We were flung off the ship into the water and picked up by the escort vessel. I thought you were in the hold.’ I found myself crying, not wanting to speak further of that night or why I had been spared.
Yolanda fingered her wedding band with a sigh. ‘It was a better fate than the ovens of Auschwitz. That is my only comfort – that they were spared such terror. I have only one photo of them, nothing of us together. I’ve tried to tell my children about them but the young aren’t interested, only Penny in Chicago. Would you believe she married back into the faith, to Lionel, so the circle of life goes on? I hope my parents would be blessed by that.’
‘You have not seen Etz Hayyim then?’ I asked. ‘It is beautifully restored.’

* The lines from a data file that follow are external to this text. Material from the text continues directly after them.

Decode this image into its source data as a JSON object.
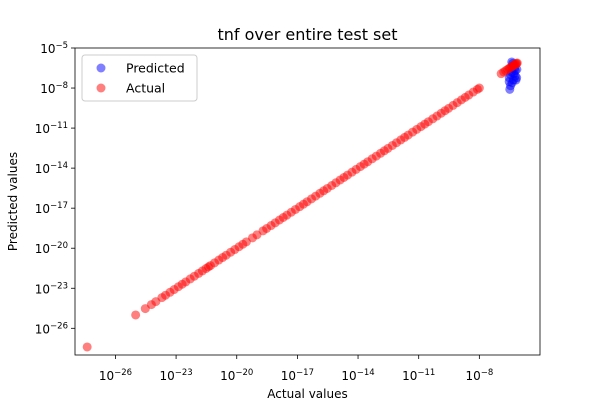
{
  "chart_data": {
    "type": "scatter",
    "title": "tnf over entire test set",
    "xlabel": "Actual values",
    "ylabel": "Predicted values",
    "x_scale": "log",
    "y_scale": "log",
    "xlim": [
      1e-28,
      1e-05
    ],
    "ylim": [
      1e-28,
      1e-05
    ],
    "x_ticks": [
      {
        "value": 1e-26,
        "label": "10",
        "exp": "−26"
      },
      {
        "value": 1e-23,
        "label": "10",
        "exp": "−23"
      },
      {
        "value": 1e-20,
        "label": "10",
        "exp": "−20"
      },
      {
        "value": 1e-17,
        "label": "10",
        "exp": "−17"
      },
      {
        "value": 1e-14,
        "label": "10",
        "exp": "−14"
      },
      {
        "value": 1e-11,
        "label": "10",
        "exp": "−11"
      },
      {
        "value": 1e-08,
        "label": "10",
        "exp": "−8"
      }
    ],
    "y_ticks": [
      {
        "value": 1e-26,
        "label": "10",
        "exp": "−26"
      },
      {
        "value": 1e-23,
        "label": "10",
        "exp": "−23"
      },
      {
        "value": 1e-20,
        "label": "10",
        "exp": "−20"
      },
      {
        "value": 1e-17,
        "label": "10",
        "exp": "−17"
      },
      {
        "value": 1e-14,
        "label": "10",
        "exp": "−14"
      },
      {
        "value": 1e-11,
        "label": "10",
        "exp": "−11"
      },
      {
        "value": 1e-08,
        "label": "10",
        "exp": "−8"
      },
      {
        "value": 1e-05,
        "label": "10",
        "exp": "−5"
      }
    ],
    "grid": false,
    "legend_position": "top-left",
    "series": [
      {
        "name": "Predicted",
        "color": "#0000ff",
        "points": [
          [
            4e-07,
            9e-07
          ],
          [
            4.5e-07,
            7e-07
          ],
          [
            5e-07,
            5e-07
          ],
          [
            5.5e-07,
            3e-07
          ],
          [
            6e-07,
            2e-07
          ],
          [
            4e-07,
            1.5e-07
          ],
          [
            3.5e-07,
            1e-07
          ],
          [
            3e-07,
            6e-08
          ],
          [
            3e-07,
            3e-08
          ],
          [
            3.5e-07,
            1.5e-08
          ],
          [
            3.2e-07,
            8e-09
          ],
          [
            4.2e-07,
            2.5e-08
          ],
          [
            6.5e-07,
            4e-08
          ],
          [
            7e-07,
            6e-08
          ],
          [
            7.2e-07,
            2.5e-07
          ],
          [
            5e-07,
            1.2e-07
          ],
          [
            6e-07,
            8e-08
          ],
          [
            4.8e-07,
            4e-08
          ]
        ]
      },
      {
        "name": "Actual",
        "color": "#ff0000",
        "points": [
          [
            4e-28,
            4e-28
          ],
          [
            1e-25,
            1e-25
          ],
          [
            3e-25,
            3e-25
          ],
          [
            6e-25,
            6e-25
          ],
          [
            1e-24,
            1e-24
          ],
          [
            2e-24,
            2e-24
          ],
          [
            3e-24,
            3e-24
          ],
          [
            5e-24,
            5e-24
          ],
          [
            8e-24,
            8e-24
          ],
          [
            1.3e-23,
            1.3e-23
          ],
          [
            2e-23,
            2e-23
          ],
          [
            3e-23,
            3e-23
          ],
          [
            5e-23,
            5e-23
          ],
          [
            8e-23,
            8e-23
          ],
          [
            1.3e-22,
            1.3e-22
          ],
          [
            2e-22,
            2e-22
          ],
          [
            3e-22,
            3e-22
          ],
          [
            4e-22,
            4e-22
          ],
          [
            5e-22,
            5e-22
          ],
          [
            8e-22,
            8e-22
          ],
          [
            1.3e-21,
            1.3e-21
          ],
          [
            2e-21,
            2e-21
          ],
          [
            3e-21,
            3e-21
          ],
          [
            5e-21,
            5e-21
          ],
          [
            8e-21,
            8e-21
          ],
          [
            1.3e-20,
            1.3e-20
          ],
          [
            2e-20,
            2e-20
          ],
          [
            3e-20,
            3e-20
          ],
          [
            6e-20,
            6e-20
          ],
          [
            1e-19,
            1e-19
          ],
          [
            2e-19,
            2e-19
          ],
          [
            3e-19,
            3e-19
          ],
          [
            5e-19,
            5e-19
          ],
          [
            8e-19,
            8e-19
          ],
          [
            1.3e-18,
            1.3e-18
          ],
          [
            2e-18,
            2e-18
          ],
          [
            3e-18,
            3e-18
          ],
          [
            5e-18,
            5e-18
          ],
          [
            8e-18,
            8e-18
          ],
          [
            1.3e-17,
            1.3e-17
          ],
          [
            2e-17,
            2e-17
          ],
          [
            3e-17,
            3e-17
          ],
          [
            5e-17,
            5e-17
          ],
          [
            8e-17,
            8e-17
          ],
          [
            1.3e-16,
            1.3e-16
          ],
          [
            2e-16,
            2e-16
          ],
          [
            3e-16,
            3e-16
          ],
          [
            5e-16,
            5e-16
          ],
          [
            8e-16,
            8e-16
          ],
          [
            1.3e-15,
            1.3e-15
          ],
          [
            2e-15,
            2e-15
          ],
          [
            3e-15,
            3e-15
          ],
          [
            5e-15,
            5e-15
          ],
          [
            8e-15,
            8e-15
          ],
          [
            1.3e-14,
            1.3e-14
          ],
          [
            2e-14,
            2e-14
          ],
          [
            3e-14,
            3e-14
          ],
          [
            5e-14,
            5e-14
          ],
          [
            8e-14,
            8e-14
          ],
          [
            1.3e-13,
            1.3e-13
          ],
          [
            2e-13,
            2e-13
          ],
          [
            3e-13,
            3e-13
          ],
          [
            5e-13,
            5e-13
          ],
          [
            8e-13,
            8e-13
          ],
          [
            1.3e-12,
            1.3e-12
          ],
          [
            2e-12,
            2e-12
          ],
          [
            3e-12,
            3e-12
          ],
          [
            5e-12,
            5e-12
          ],
          [
            8e-12,
            8e-12
          ],
          [
            1.3e-11,
            1.3e-11
          ],
          [
            2e-11,
            2e-11
          ],
          [
            3e-11,
            3e-11
          ],
          [
            5e-11,
            5e-11
          ],
          [
            8e-11,
            8e-11
          ],
          [
            1.3e-10,
            1.3e-10
          ],
          [
            2e-10,
            2e-10
          ],
          [
            3e-10,
            3e-10
          ],
          [
            5e-10,
            5e-10
          ],
          [
            8e-10,
            8e-10
          ],
          [
            1.3e-09,
            1.3e-09
          ],
          [
            2e-09,
            2e-09
          ],
          [
            3e-09,
            3e-09
          ],
          [
            5e-09,
            5e-09
          ],
          [
            8e-09,
            8e-09
          ],
          [
            1e-08,
            1e-08
          ],
          [
            1.2e-07,
            1.2e-07
          ],
          [
            1.6e-07,
            1.6e-07
          ],
          [
            2e-07,
            2e-07
          ],
          [
            2.5e-07,
            2.5e-07
          ],
          [
            3e-07,
            3e-07
          ],
          [
            3.5e-07,
            3.5e-07
          ],
          [
            4e-07,
            4e-07
          ],
          [
            4.5e-07,
            4.5e-07
          ],
          [
            5e-07,
            5e-07
          ],
          [
            5.5e-07,
            5.5e-07
          ],
          [
            6e-07,
            6e-07
          ],
          [
            6.5e-07,
            6.5e-07
          ],
          [
            7e-07,
            7e-07
          ],
          [
            7.5e-07,
            7.5e-07
          ]
        ]
      }
    ]
  }
}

‘No, I won’t go back ever. I prefer to remember it all as it once was. I have no faith now, not in that way.’
I felt the shutters go down. The pain of these memories was too much to share.
‘Come, let’s go and tell the news to the bees in the field,’ she said. ‘It’s time they knew our story. I’ll find you a veil and cover up. We’ve all the time in the world to share our news.’
Yolanda couldn’t take her eyes off Penny. She looked so elegant, straight-backed and lean. Four children had taken their toll on her own figure; her skin was leathered by the sun. When Andreas was shot in the civil war she went into mourning and had never come out of grey or black, as was the custom. She saved colour for flowers and ornaments, the bright woven rugs and furnishings of her room.
Penny looked so bright, and much younger than she did, but they had lived in different times and climates. There was so much Yolanda wanted to know about Penny’s life in England, where it rained and was always green, but first she must tell her about Panayotis. She must dig deep into her past and pull out those bits that would give her comfort in the same way she guessed Penny had shielded her from the horrors of her parents’ deaths.